Ja, der Tag der Befreiung, der es für die Verfolgten und Widerstandskämpfer wohl schon 1945 war, diese Begrifflichkeit wurde erst Mitte der Achtziger Jahre durch den damaligen Bundespräsidenten Richard von Weizsäcker in die deutsche Öffentlichkeit eingepflanzt. Für nicht wenige sicherlich ein umstrittener Begriff, der aber großes Potenzial entfalten konnte. Für die einen war plötzlich nicht mehr von einer Niederlage die Rede, sondern von Befreiung, eine unerwartete Chance für alle Wendehälse, aber auch eine Labsal für die Seele der Deutschen. Darüber hinaus war für den 8.Mai ein universeller Begriff geschaffen worden: Die Welt wurde vom Nationalsozialismus befreit. Hinter dem Begriff Tag der Befreiung können sich nicht nur die Deutschen, sondern kann sich die gesamte Welt versammeln.

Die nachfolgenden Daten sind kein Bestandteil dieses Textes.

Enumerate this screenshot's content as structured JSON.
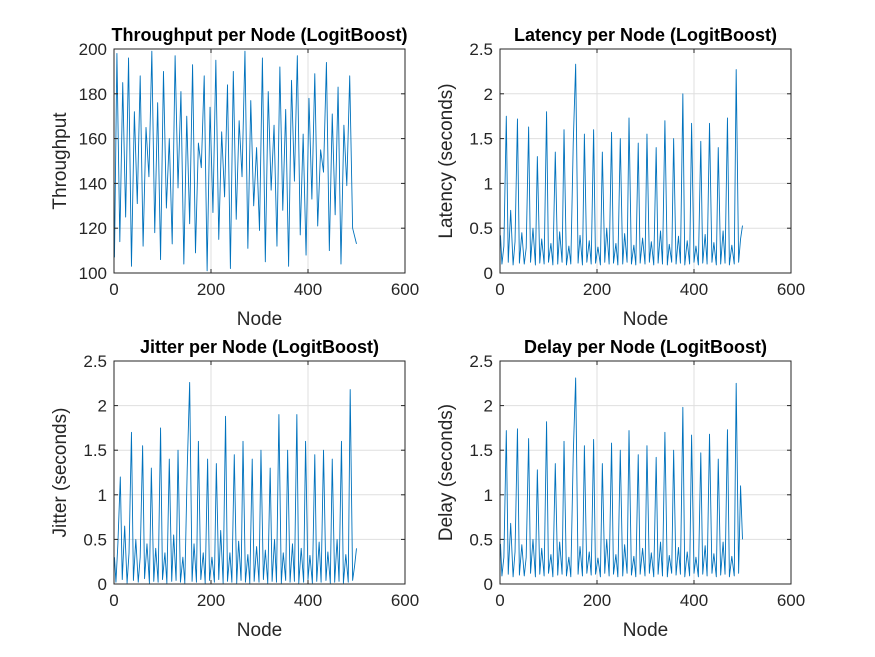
{
  "figure": {
    "background": "#ffffff",
    "line_color": "#0072bd",
    "grid_color": "#dfdfdf"
  },
  "chart_data": [
    {
      "type": "line",
      "title": "Throughput per Node (LogitBoost)",
      "xlabel": "Node",
      "ylabel": "Throughput",
      "xlim": [
        0,
        600
      ],
      "ylim": [
        100,
        200
      ],
      "xticks": [
        0,
        200,
        400,
        600
      ],
      "yticks": [
        100,
        120,
        140,
        160,
        180,
        200
      ],
      "grid": true,
      "series": [
        {
          "color": "#0072bd",
          "x": [
            1,
            6,
            12,
            18,
            24,
            30,
            36,
            42,
            48,
            54,
            60,
            66,
            72,
            78,
            84,
            90,
            96,
            102,
            108,
            114,
            120,
            126,
            132,
            138,
            144,
            150,
            156,
            162,
            168,
            174,
            180,
            186,
            192,
            198,
            204,
            210,
            216,
            222,
            228,
            234,
            240,
            246,
            252,
            258,
            264,
            270,
            276,
            282,
            288,
            294,
            300,
            306,
            312,
            318,
            324,
            330,
            336,
            342,
            348,
            354,
            360,
            366,
            372,
            378,
            384,
            390,
            396,
            402,
            408,
            414,
            420,
            426,
            432,
            438,
            444,
            450,
            456,
            462,
            468,
            474,
            480,
            486,
            492,
            500
          ],
          "values": [
            107,
            198,
            114,
            185,
            125,
            196,
            103,
            172,
            131,
            188,
            112,
            165,
            143,
            199,
            118,
            176,
            106,
            190,
            129,
            160,
            113,
            197,
            138,
            181,
            104,
            170,
            122,
            193,
            109,
            158,
            147,
            188,
            101,
            174,
            127,
            195,
            115,
            163,
            134,
            184,
            102,
            190,
            124,
            168,
            143,
            199,
            111,
            177,
            130,
            156,
            119,
            196,
            105,
            181,
            137,
            166,
            112,
            192,
            128,
            173,
            103,
            186,
            141,
            197,
            117,
            162,
            108,
            178,
            133,
            189,
            121,
            155,
            145,
            194,
            110,
            171,
            126,
            183,
            104,
            166,
            139,
            188,
            120,
            113
          ]
        }
      ]
    },
    {
      "type": "line",
      "title": "Latency per Node (LogitBoost)",
      "xlabel": "Node",
      "ylabel": "Latency (seconds)",
      "xlim": [
        0,
        600
      ],
      "ylim": [
        0,
        2.5
      ],
      "xticks": [
        0,
        200,
        400,
        600
      ],
      "yticks": [
        0,
        0.5,
        1,
        1.5,
        2,
        2.5
      ],
      "ytick_labels": [
        "0",
        "0.5",
        "1",
        "1.5",
        "2",
        "2.5"
      ],
      "grid": true,
      "series": [
        {
          "color": "#0072bd",
          "x": [
            1,
            4,
            8,
            13,
            17,
            22,
            27,
            31,
            36,
            40,
            45,
            50,
            54,
            59,
            63,
            68,
            73,
            77,
            82,
            86,
            91,
            96,
            100,
            105,
            109,
            114,
            119,
            123,
            128,
            132,
            137,
            142,
            146,
            151,
            156,
            161,
            165,
            170,
            174,
            179,
            184,
            188,
            193,
            197,
            202,
            207,
            211,
            216,
            220,
            225,
            230,
            234,
            239,
            243,
            248,
            253,
            257,
            262,
            266,
            271,
            276,
            280,
            285,
            289,
            294,
            299,
            303,
            308,
            312,
            317,
            322,
            326,
            331,
            335,
            340,
            345,
            349,
            354,
            358,
            363,
            368,
            372,
            377,
            381,
            386,
            391,
            395,
            400,
            404,
            409,
            414,
            418,
            423,
            427,
            432,
            437,
            441,
            446,
            450,
            455,
            460,
            464,
            469,
            473,
            478,
            483,
            487,
            492,
            496,
            500
          ],
          "values": [
            0.42,
            0.1,
            0.3,
            1.75,
            0.12,
            0.7,
            0.09,
            0.35,
            1.72,
            0.11,
            0.45,
            0.1,
            0.28,
            1.63,
            0.12,
            0.5,
            0.09,
            1.3,
            0.11,
            0.38,
            0.1,
            1.8,
            0.12,
            0.33,
            0.09,
            1.35,
            0.1,
            0.46,
            0.12,
            1.6,
            0.09,
            0.3,
            0.1,
            1.45,
            2.33,
            0.11,
            0.42,
            0.09,
            1.55,
            0.12,
            0.36,
            0.1,
            1.6,
            0.11,
            0.29,
            0.09,
            1.35,
            0.12,
            0.5,
            0.1,
            1.57,
            0.11,
            0.33,
            0.09,
            1.5,
            0.1,
            0.44,
            0.12,
            1.73,
            0.1,
            0.31,
            0.09,
            1.45,
            0.11,
            0.39,
            0.1,
            1.55,
            0.12,
            0.35,
            0.09,
            1.4,
            0.11,
            0.47,
            0.1,
            1.7,
            0.09,
            0.32,
            0.12,
            1.5,
            0.1,
            0.41,
            0.11,
            2.0,
            0.09,
            0.36,
            0.1,
            1.67,
            0.12,
            0.3,
            0.09,
            1.47,
            0.11,
            0.43,
            0.1,
            1.67,
            0.12,
            0.34,
            0.09,
            1.4,
            0.1,
            0.47,
            0.11,
            1.73,
            0.09,
            0.31,
            0.1,
            2.27,
            0.12,
            0.38,
            0.53
          ]
        }
      ]
    },
    {
      "type": "line",
      "title": "Jitter per Node (LogitBoost)",
      "xlabel": "Node",
      "ylabel": "Jitter (seconds)",
      "xlim": [
        0,
        600
      ],
      "ylim": [
        0,
        2.5
      ],
      "xticks": [
        0,
        200,
        400,
        600
      ],
      "yticks": [
        0,
        0.5,
        1,
        1.5,
        2,
        2.5
      ],
      "ytick_labels": [
        "0",
        "0.5",
        "1",
        "1.5",
        "2",
        "2.5"
      ],
      "grid": true,
      "series": [
        {
          "color": "#0072bd",
          "x": [
            1,
            4,
            8,
            13,
            17,
            22,
            27,
            31,
            36,
            40,
            45,
            50,
            54,
            59,
            63,
            68,
            73,
            77,
            82,
            86,
            91,
            96,
            100,
            105,
            109,
            114,
            119,
            123,
            128,
            132,
            137,
            142,
            146,
            151,
            156,
            161,
            165,
            170,
            174,
            179,
            184,
            188,
            193,
            197,
            202,
            207,
            211,
            216,
            220,
            225,
            230,
            234,
            239,
            243,
            248,
            253,
            257,
            262,
            266,
            271,
            276,
            280,
            285,
            289,
            294,
            299,
            303,
            308,
            312,
            317,
            322,
            326,
            331,
            335,
            340,
            345,
            349,
            354,
            358,
            363,
            368,
            372,
            377,
            381,
            386,
            391,
            395,
            400,
            404,
            409,
            414,
            418,
            423,
            427,
            432,
            437,
            441,
            446,
            450,
            455,
            460,
            464,
            469,
            473,
            478,
            483,
            487,
            492,
            496,
            500
          ],
          "values": [
            0.3,
            0.02,
            0.45,
            1.2,
            0.05,
            0.65,
            0.01,
            0.35,
            1.7,
            0.04,
            0.5,
            0.02,
            0.3,
            1.55,
            0.06,
            0.45,
            0.01,
            1.3,
            0.03,
            0.4,
            0.02,
            1.75,
            0.05,
            0.35,
            0.01,
            1.4,
            0.03,
            0.55,
            0.04,
            1.5,
            0.02,
            0.3,
            0.01,
            1.3,
            2.26,
            0.03,
            0.45,
            0.02,
            1.6,
            0.05,
            0.35,
            0.01,
            1.4,
            0.04,
            0.3,
            0.02,
            1.35,
            0.05,
            0.6,
            0.01,
            1.88,
            0.03,
            0.35,
            0.02,
            1.45,
            0.01,
            0.48,
            0.04,
            1.6,
            0.02,
            0.33,
            0.01,
            1.4,
            0.03,
            0.42,
            0.02,
            1.5,
            0.05,
            0.38,
            0.01,
            1.3,
            0.03,
            0.5,
            0.02,
            1.9,
            0.01,
            0.35,
            0.04,
            1.5,
            0.02,
            0.45,
            0.03,
            1.9,
            0.01,
            0.4,
            0.02,
            1.6,
            0.05,
            0.32,
            0.01,
            1.45,
            0.03,
            0.47,
            0.02,
            1.5,
            0.04,
            0.36,
            0.01,
            1.4,
            0.02,
            0.5,
            0.03,
            1.6,
            0.01,
            0.33,
            0.02,
            2.18,
            0.04,
            0.2,
            0.4
          ]
        }
      ]
    },
    {
      "type": "line",
      "title": "Delay per Node (LogitBoost)",
      "xlabel": "Node",
      "ylabel": "Delay (seconds)",
      "xlim": [
        0,
        600
      ],
      "ylim": [
        0,
        2.5
      ],
      "xticks": [
        0,
        200,
        400,
        600
      ],
      "yticks": [
        0,
        0.5,
        1,
        1.5,
        2,
        2.5
      ],
      "ytick_labels": [
        "0",
        "0.5",
        "1",
        "1.5",
        "2",
        "2.5"
      ],
      "grid": true,
      "series": [
        {
          "color": "#0072bd",
          "x": [
            1,
            4,
            8,
            13,
            17,
            22,
            27,
            31,
            36,
            40,
            45,
            50,
            54,
            59,
            63,
            68,
            73,
            77,
            82,
            86,
            91,
            96,
            100,
            105,
            109,
            114,
            119,
            123,
            128,
            132,
            137,
            142,
            146,
            151,
            156,
            161,
            165,
            170,
            174,
            179,
            184,
            188,
            193,
            197,
            202,
            207,
            211,
            216,
            220,
            225,
            230,
            234,
            239,
            243,
            248,
            253,
            257,
            262,
            266,
            271,
            276,
            280,
            285,
            289,
            294,
            299,
            303,
            308,
            312,
            317,
            322,
            326,
            331,
            335,
            340,
            345,
            349,
            354,
            358,
            363,
            368,
            372,
            377,
            381,
            386,
            391,
            395,
            400,
            404,
            409,
            414,
            418,
            423,
            427,
            432,
            437,
            441,
            446,
            450,
            455,
            460,
            464,
            469,
            473,
            478,
            483,
            487,
            492,
            496,
            500
          ],
          "values": [
            0.45,
            0.09,
            0.3,
            1.72,
            0.11,
            0.68,
            0.08,
            0.36,
            1.74,
            0.1,
            0.44,
            0.09,
            0.3,
            1.63,
            0.12,
            0.5,
            0.08,
            1.28,
            0.11,
            0.4,
            0.09,
            1.82,
            0.12,
            0.33,
            0.08,
            1.35,
            0.1,
            0.47,
            0.11,
            1.6,
            0.09,
            0.3,
            0.08,
            1.45,
            2.31,
            0.11,
            0.42,
            0.09,
            1.55,
            0.12,
            0.36,
            0.1,
            1.62,
            0.11,
            0.29,
            0.08,
            1.35,
            0.12,
            0.5,
            0.09,
            1.58,
            0.11,
            0.33,
            0.08,
            1.5,
            0.09,
            0.44,
            0.12,
            1.72,
            0.1,
            0.31,
            0.08,
            1.45,
            0.11,
            0.4,
            0.09,
            1.55,
            0.12,
            0.35,
            0.08,
            1.42,
            0.11,
            0.47,
            0.09,
            1.7,
            0.08,
            0.32,
            0.12,
            1.5,
            0.1,
            0.41,
            0.11,
            1.98,
            0.08,
            0.36,
            0.09,
            1.67,
            0.12,
            0.3,
            0.08,
            1.47,
            0.11,
            0.43,
            0.09,
            1.68,
            0.12,
            0.34,
            0.08,
            1.4,
            0.1,
            0.47,
            0.11,
            1.73,
            0.08,
            0.31,
            0.09,
            2.25,
            0.12,
            1.1,
            0.5
          ]
        }
      ]
    }
  ]
}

Nachtrag: Der Beitrag wurde von mir als Westdeutschem geschrieben und hatte, was die Nachkriegszeit in Deutschland betrifft, besonders die Bundesrepublik im Blick. Es sei deshalb angemerkt, dass die DDR ihre eigene Aufarbeitungsgeschichte hatte. Dort galt der 8.Mai schon recht früh als "Tag der Befreiung vom Nationalsozialismus". Wer dazu etwas schreiben möchte, ist im Kommentarverlauf herzlich dazu eingeladen.